Nez explained: “We are seeing the same fatigue in this country. In the past, there was a fear factor that prevented people from going home.” This situation is changing as we get more and more into this epidemic . This is why we are changing our strategy and fighting this virus. “

The Navajo warned residents on Wednesday that there has been an increase in cases in the surrounding area.

Vice President Myron Lizer said in a press release: “On Tuesday, New Mexico reported 1,266 new COVID-19 cases, Arizona reported 3434 new cases, and Utah reported 2,517 new cases.” “The safest place is in the Navajo country. We must remain optimistic and never lose hope, because eventually we will overcome this pandemic.”

As the shops were closed on weekends, citizens began to travel for weekend business. Nez said that the Navajo national bubble was endangered by citizens bringing the virus back from neighboring countries.

As fatigue and complacency eased, the Navajo Health Department relaxed its weekend rules. In October, Navajos were allowed to enter essential businesses for a limited time on weekends in an effort to prevent foreign travel.

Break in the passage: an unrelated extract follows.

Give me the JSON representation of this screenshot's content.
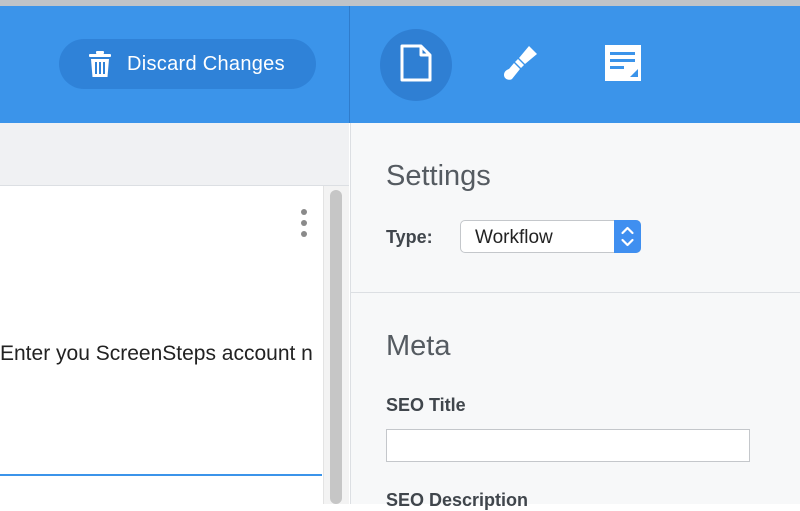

Nez said: “This is a major factor in keeping these numbers down because the numbers in the community have decreased, from confinement to curfew.”

Only about half of the Navajo people live on reservations. For the first time since spring, cases have started to rise again, and Nez is worried about the upcoming holiday.

Nez said family and social gatherings are driving the spread of the entire reserve. He encourages family and friends to stay at home, whether at home or at home, until the vaccine is out. He said that young people should do the right thing, not only to protect themselves, but also to protect their elders.

“We stereotyped this virus and compared it with the monsters that plagued our people, including our creative stories, traditional stories. The Navajo people have always been fighting monsters; this is our view and perception.” Nez explained. “Today, we are fighting against modern monsters. Now we have a new monster, COVID-19.”